Le texte maintient la condition tenant au fait d’être en vie au moment de la réalisation de la PMA, ce qui écarte toute possibilité de recourir à la PMA à l’aide des gamètes d’un homme décédé ou des embryons conservés par un couple dont l’homme est décédé. Le gouvernement n’a pas suivi l’avis du Conseil d’État (n° 397993) qui recommandaient d’autoriser le transfert d’embryons et l’insémination post mortem. Pour la Haute juridiction, il est en effet paradoxal de faire renoncer une femme dont l’époux est décédé à tout projet de PMA avec les gamètes de ce dernier ou les embryons du couple, alors qu’elle sera autorisée à réaliser une PMA seule, avec tiers donneur.

L’article 3 du projet de loi donne un nouveau droit aux personnes nées d’un don à leur majorité, celui d’accéder aux informations non identifiantes relatives au tiers donneur (situation familiale et professionnelle, pays de naissance, etc.), ainsi que, s’il le souhaite, à son identité. En contrepartie, le consentement exprès du tiers donneur à la communication de ces données et de son identité est recueilli avant même de procéder au don. Le projet de loi autorise, de façon encadrée, une femme à congeler ses ovocytes (ou un homme son sperme). Cette autoconservation n’est possible actuellement que pour des raisons médicales, en cas de cancer par exemple. L’acte médical sera remboursé, mais pas les frais de conservation (environ 100 € par an).

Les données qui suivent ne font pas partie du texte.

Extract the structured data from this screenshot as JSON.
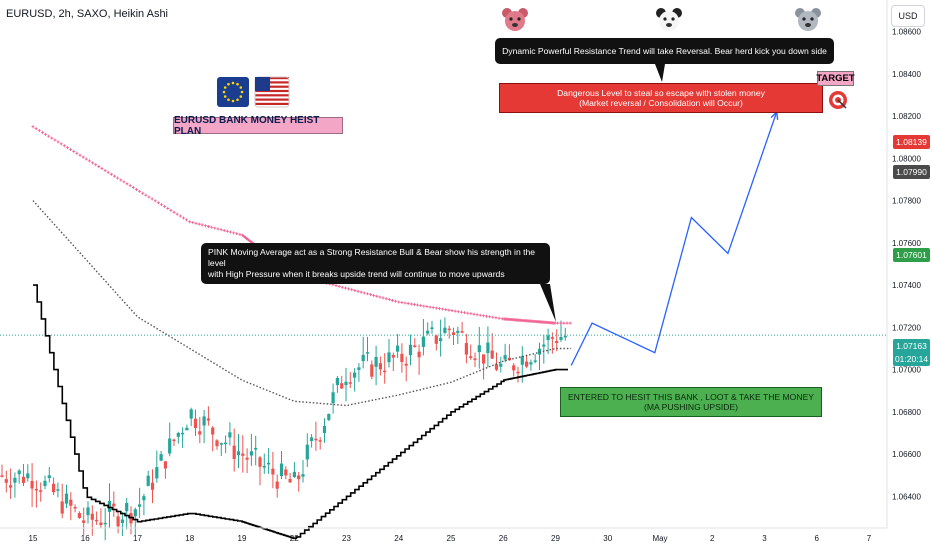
{
  "header": {
    "symbol_title": "EURUSD, 2h, SAXO, Heikin Ashi",
    "currency": "USD"
  },
  "annotations": {
    "plan_title": "EURUSD BANK MONEY HEIST PLAN",
    "resistance_note": "Dynamic Powerful Resistance Trend will take Reversal. Bear herd kick you down side",
    "danger_line1": "Dangerous Level to steal so escape with stolen money",
    "danger_line2": "(Market reversal / Consolidation will Occur)",
    "pink_ma_line1": "PINK Moving Average act as a Strong Resistance Bull & Bear show his strength in the level",
    "pink_ma_line2": "with High Pressure when it breaks upside trend will continue to move upwards",
    "entry_line1": "ENTERED TO HESIT THIS BANK , LOOT & TAKE THE MONEY",
    "entry_line2": "(MA PUSHING UPSIDE)",
    "target": "TARGET"
  },
  "price_tags": {
    "target_price": "1.08139",
    "danger_price": "1.07990",
    "pink_ma_price": "1.07601",
    "current_price": "1.07163",
    "countdown": "01:20:14"
  },
  "colors": {
    "bull_candle": "#26a69a",
    "bear_candle": "#ef5350",
    "pink_ma": "#f06292",
    "gray_ma": "#555555",
    "black_ma": "#000000",
    "projection": "#2962ff",
    "current_price_line": "#26a69a"
  },
  "icons": [
    "flag-eu-icon",
    "flag-us-icon",
    "bear-emoji-icon",
    "panda-emoji-icon",
    "koala-emoji-icon",
    "target-icon"
  ],
  "chart_data": {
    "type": "candlestick",
    "title": "EURUSD, 2h, SAXO, Heikin Ashi",
    "ylim": [
      1.0625,
      1.0875
    ],
    "y_ticks": [
      1.064,
      1.066,
      1.068,
      1.07,
      1.072,
      1.074,
      1.076,
      1.078,
      1.08,
      1.082,
      1.084,
      1.086
    ],
    "x_ticks": [
      "15",
      "16",
      "17",
      "18",
      "19",
      "22",
      "23",
      "24",
      "25",
      "26",
      "29",
      "30",
      "May",
      "2",
      "3",
      "6",
      "7"
    ],
    "anchor_points": [
      {
        "day": 15,
        "price": 1.065
      },
      {
        "day": 16,
        "price": 1.0628
      },
      {
        "day": 17,
        "price": 1.0635
      },
      {
        "day": 18,
        "price": 1.068
      },
      {
        "day": 19,
        "price": 1.066
      },
      {
        "day": 22,
        "price": 1.0645
      },
      {
        "day": 23,
        "price": 1.07
      },
      {
        "day": 24,
        "price": 1.0705
      },
      {
        "day": 25,
        "price": 1.072
      },
      {
        "day": 26,
        "price": 1.07
      },
      {
        "day": 29,
        "price": 1.0716
      }
    ],
    "pink_ma": [
      {
        "day": 15,
        "price": 1.0815
      },
      {
        "day": 18,
        "price": 1.077
      },
      {
        "day": 22,
        "price": 1.0745
      },
      {
        "day": 24,
        "price": 1.0732
      },
      {
        "day": 26,
        "price": 1.0724
      },
      {
        "day": 29,
        "price": 1.0722
      }
    ],
    "gray_ma": [
      {
        "day": 15,
        "price": 1.078
      },
      {
        "day": 17,
        "price": 1.0725
      },
      {
        "day": 19,
        "price": 1.0695
      },
      {
        "day": 22,
        "price": 1.0685
      },
      {
        "day": 23,
        "price": 1.0683
      },
      {
        "day": 24,
        "price": 1.0688
      },
      {
        "day": 25,
        "price": 1.0694
      },
      {
        "day": 26,
        "price": 1.0704
      },
      {
        "day": 29,
        "price": 1.071
      }
    ],
    "black_ma": [
      {
        "day": 15,
        "price": 1.074
      },
      {
        "day": 16,
        "price": 1.064
      },
      {
        "day": 17,
        "price": 1.0628
      },
      {
        "day": 18,
        "price": 1.0632
      },
      {
        "day": 19,
        "price": 1.0628
      },
      {
        "day": 22,
        "price": 1.062
      },
      {
        "day": 23,
        "price": 1.064
      },
      {
        "day": 24,
        "price": 1.066
      },
      {
        "day": 25,
        "price": 1.068
      },
      {
        "day": 26,
        "price": 1.0695
      },
      {
        "day": 29,
        "price": 1.07
      }
    ],
    "projection": [
      {
        "day": 29.3,
        "price": 1.0702
      },
      {
        "day": 29.7,
        "price": 1.0722
      },
      {
        "day": 30.9,
        "price": 1.0708
      },
      {
        "day": 31.6,
        "price": 1.0772
      },
      {
        "day": 32.3,
        "price": 1.0755
      },
      {
        "day": 33.7,
        "price": 1.0822
      }
    ]
  }
}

Sur le sujet sensible de la recherche sur l’embryon et les cellules-souches, le texte procède à une dissociation des régimes applicables, respectivement, à la recherche sur l’embryon et à celle sur les cellules souches embryonnaires humaines. Il ne modifie pas le régime applicable aux recherches conduites sur l’embryon. En revanche, il soumet désormais les protocoles de recherches conduites sur des cellules souches embryonnaires à un régime de déclaration préalable à l’Agence de la biomédecine.

Le projet de loi veut également faciliter la possibilité d’utiliser les éléments du corps d’une personne, prélevés à des fins médicales pour réaliser des examens de caractéristiques génétiques de cette personne à des fins de recherche scientifique. Et il encadre les découvertes incidentes qui peuvent être réalisées au cours d’un examen des caractéristiques génétiques d’une personne réalisé à des fins de recherche scientifique. Ainsi, la personne peut s’opposer à être informée d’une telle découverte alors même que ces caractéristiques génétiques peuvent être responsables d’une affection grave justifiant des mesures de prévention ou de soins à son bénéfice. Si la personne n’a pas formulé d’opposition à cette information, elle est alors informée de l’existence d’une découverte incidente et orientée vers un médecin qualifié en génétique. Elle garde cependant la possibilité de s’opposer, à tout moment et sans formalisme, à être informée de l’existence ou du contenu d’éventuelles découvertes incidentes.

L’environnement, une question éthique ?

Le projet de loi élargit les missions du conseiller en génétique – en lui conférant la possibilité de prescrire certains examens de biologie médicale dans des hypothèses de consultation en génétique ou de diagnostic prénatal – et du Comité consultatif national d’éthique pour les sciences de la vie et de la santé (CCNE). Ce dernier pourra notamment donner des avis sur les problèmes éthiques et les questions de société soulevés par les conséquences sur la santé des progrès de la connaissance non seulement dans les domaines de la biologie, de la médecine, de la santé mais aussi dans tout autre domaine, aux fins notamment d’inclure dans le champ de ses interventions les enjeux éthiques de certains progrès de la connaissance notamment en matière d’intelligence artificielle ou – plus surprenant – d’environnement.